I don’t know if there is any way to calculate the portion of earth’s population that has either yet to swallow the hook of western civilization, the indigenous people, or have coughed up the cultural hook with which they were educated and ill nourished from infancy, but I would tend to believe that it would come to an overwhelming majority of the people in the world. That majority grows in the US as the elite purposefully distance themselves economically from the source of their wealth by demoting the middle class to the lower class by shipping college graduate employment to third world countries. Seen on another scale this ratio of elite to lower class might be approaching the ratio and attitude of SS guards to concentration camp interns.

This is an elaboration of question number four in my post about “Six Questions” to ponder in hopes to clarify and emphasize the importance and the applicable simplicity of the Golden Rule to just about anything that ails you. Whether its application is a cure for or the source of problems depends on whether you want to pull that chain, or push it. One way you get to live life. The other way you have to live life. What a difference. Who knew?

One of my favorite ways to state the Golden Rule is,
“Don’t just do something, sit there.”

OM

2 comments:

Lilwave said...

I'm thinking that many use the pirates version of the Golden rule. "The one who has the gold rules." The government often seems to go with that one.

Yodood said...

Good One, Lilwave,

There are as many ways to pervert the golden rule as there are ways to follow its obvious meaning and live a life as shown us by Jesus, Mohammed, Buddha, Moses, etc, etc. … right on down to that person you don't know but you both recognize and nod whenever you see one another for absolutely no other reason than acknowledgment of recognition, two eyes on the same potato. The worst perversion of the golden rule is the "Colonel Bullmoose" attitude of evangelists, "What's good for Colonel Bullmoose is good for the world!"

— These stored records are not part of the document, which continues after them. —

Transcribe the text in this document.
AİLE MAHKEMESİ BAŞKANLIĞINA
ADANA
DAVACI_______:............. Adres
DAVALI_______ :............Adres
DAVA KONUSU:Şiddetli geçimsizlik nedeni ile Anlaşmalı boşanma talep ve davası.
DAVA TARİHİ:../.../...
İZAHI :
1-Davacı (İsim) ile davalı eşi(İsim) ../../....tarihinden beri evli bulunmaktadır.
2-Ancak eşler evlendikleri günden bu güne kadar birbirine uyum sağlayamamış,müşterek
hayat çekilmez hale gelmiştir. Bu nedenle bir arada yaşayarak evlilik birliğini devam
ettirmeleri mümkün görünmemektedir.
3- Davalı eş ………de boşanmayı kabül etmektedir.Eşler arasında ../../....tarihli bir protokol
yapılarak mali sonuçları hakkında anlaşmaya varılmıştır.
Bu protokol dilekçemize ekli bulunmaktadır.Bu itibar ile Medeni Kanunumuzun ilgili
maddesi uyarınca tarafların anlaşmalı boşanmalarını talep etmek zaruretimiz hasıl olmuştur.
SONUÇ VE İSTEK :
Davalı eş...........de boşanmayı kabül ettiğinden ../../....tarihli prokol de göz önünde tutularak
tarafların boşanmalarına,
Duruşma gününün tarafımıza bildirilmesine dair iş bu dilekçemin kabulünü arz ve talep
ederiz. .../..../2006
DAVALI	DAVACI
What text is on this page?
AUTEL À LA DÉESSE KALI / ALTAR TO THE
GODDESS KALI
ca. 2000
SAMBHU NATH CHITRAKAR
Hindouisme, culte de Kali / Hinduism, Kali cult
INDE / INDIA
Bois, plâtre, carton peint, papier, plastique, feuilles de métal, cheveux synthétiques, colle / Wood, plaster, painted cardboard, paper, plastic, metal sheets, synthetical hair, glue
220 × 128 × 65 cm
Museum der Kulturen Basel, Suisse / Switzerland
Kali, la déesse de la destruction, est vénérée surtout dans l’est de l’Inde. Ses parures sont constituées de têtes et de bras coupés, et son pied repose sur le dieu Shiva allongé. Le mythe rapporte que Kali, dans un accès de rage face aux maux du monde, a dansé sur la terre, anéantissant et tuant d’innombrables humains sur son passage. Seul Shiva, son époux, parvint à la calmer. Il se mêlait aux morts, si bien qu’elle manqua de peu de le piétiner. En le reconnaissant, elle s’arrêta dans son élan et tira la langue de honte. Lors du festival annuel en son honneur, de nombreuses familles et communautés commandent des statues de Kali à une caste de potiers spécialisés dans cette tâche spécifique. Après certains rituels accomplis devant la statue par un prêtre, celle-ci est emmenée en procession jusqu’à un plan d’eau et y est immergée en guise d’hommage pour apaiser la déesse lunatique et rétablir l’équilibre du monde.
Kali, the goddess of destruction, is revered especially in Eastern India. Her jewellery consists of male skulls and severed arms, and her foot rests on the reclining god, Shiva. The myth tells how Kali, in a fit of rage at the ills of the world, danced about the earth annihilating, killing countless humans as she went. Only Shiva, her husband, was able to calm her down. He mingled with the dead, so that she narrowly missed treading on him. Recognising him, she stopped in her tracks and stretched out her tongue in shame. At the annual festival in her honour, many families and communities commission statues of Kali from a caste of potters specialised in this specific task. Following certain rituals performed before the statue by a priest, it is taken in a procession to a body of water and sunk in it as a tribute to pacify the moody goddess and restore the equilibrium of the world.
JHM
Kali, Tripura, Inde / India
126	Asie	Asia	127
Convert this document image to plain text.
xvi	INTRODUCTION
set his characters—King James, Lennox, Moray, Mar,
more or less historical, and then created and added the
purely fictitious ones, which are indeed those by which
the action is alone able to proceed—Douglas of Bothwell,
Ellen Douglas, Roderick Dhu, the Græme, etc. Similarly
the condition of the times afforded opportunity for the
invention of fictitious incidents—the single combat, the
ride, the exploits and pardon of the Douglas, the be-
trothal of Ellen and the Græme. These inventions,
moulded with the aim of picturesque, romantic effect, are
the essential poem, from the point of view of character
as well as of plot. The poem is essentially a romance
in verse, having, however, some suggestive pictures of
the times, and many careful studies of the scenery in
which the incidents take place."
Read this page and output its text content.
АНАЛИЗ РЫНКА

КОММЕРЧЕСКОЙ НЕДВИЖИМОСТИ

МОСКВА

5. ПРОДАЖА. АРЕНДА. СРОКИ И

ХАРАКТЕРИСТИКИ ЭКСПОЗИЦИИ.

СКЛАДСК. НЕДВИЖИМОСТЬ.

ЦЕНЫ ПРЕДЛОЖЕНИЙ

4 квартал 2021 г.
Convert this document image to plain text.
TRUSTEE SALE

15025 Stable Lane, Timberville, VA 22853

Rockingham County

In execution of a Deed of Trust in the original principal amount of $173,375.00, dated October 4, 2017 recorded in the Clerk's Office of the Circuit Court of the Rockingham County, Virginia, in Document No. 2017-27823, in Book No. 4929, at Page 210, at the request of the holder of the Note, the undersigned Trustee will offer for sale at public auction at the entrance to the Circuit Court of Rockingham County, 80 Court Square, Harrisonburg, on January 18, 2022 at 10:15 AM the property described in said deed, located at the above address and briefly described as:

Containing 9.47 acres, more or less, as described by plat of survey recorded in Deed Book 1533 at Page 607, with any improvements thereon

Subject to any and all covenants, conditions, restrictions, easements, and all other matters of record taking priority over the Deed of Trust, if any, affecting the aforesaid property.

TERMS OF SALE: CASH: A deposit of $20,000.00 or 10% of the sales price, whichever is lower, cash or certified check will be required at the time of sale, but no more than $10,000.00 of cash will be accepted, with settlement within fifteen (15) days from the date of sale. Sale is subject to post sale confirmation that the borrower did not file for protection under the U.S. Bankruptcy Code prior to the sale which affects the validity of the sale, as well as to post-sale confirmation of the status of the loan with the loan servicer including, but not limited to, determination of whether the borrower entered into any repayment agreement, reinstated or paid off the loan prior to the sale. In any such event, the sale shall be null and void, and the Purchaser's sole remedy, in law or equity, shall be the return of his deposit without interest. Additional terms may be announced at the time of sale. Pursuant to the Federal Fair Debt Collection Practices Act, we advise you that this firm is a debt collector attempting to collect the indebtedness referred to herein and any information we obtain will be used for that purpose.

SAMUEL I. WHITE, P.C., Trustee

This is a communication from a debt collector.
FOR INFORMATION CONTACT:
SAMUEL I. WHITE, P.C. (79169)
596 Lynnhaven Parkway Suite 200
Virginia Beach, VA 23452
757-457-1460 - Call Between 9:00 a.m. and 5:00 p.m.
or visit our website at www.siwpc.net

But, if considered in the light of the unmistakable meaning of such a simple, all inclusive guide to living the best possible way with our fellow humans, animals, plants planet. It doesn't only suggest that you consider whether you would want to be treated the way you are considering treating another. It implies that you don't just think about whether you would want the box of chocolates you're thinking of giving someone, because that is not what you are doing. You are interacting with some completely other entity, which in the extreme case, I think of missionaries condemning newly discovered, perfectly content indigenous people to hell if they don't put on clothes and bow down to God the father of Jesus who died for their sins. I don't know when such an atrocious attitude toward others began, but I imagine it was pretty well honed to a fine edge during the age of exploration with all those heathens just praying someone will come save them soon. Riiiiight! All I do know is that such an attitude is now not only that of missionaries, but governments, businesses and rich people who all will claim to be treating the world the way they would want some one to treat them — for their own good as if it weren't obvious that they are searching the world over, beating the bushes to flush out new heathen sheep to shear for their labor, land and allegiance.

Any rule can be abused, the beauty of the golden one is that its abuse is so obvious and the benefits of adherence are for the entire world, as if we were all on the same space ship, potato, cells in the mind of the Universe, God, Hoola Hoop … once the depth of oneness is groked it could matter less what words are used, truth has been envisioned and words can't express it.

Truly putting oneself in another's shoes should bring peace throughout the planet, slow down our frantic doing and restore here now to the present. maybe.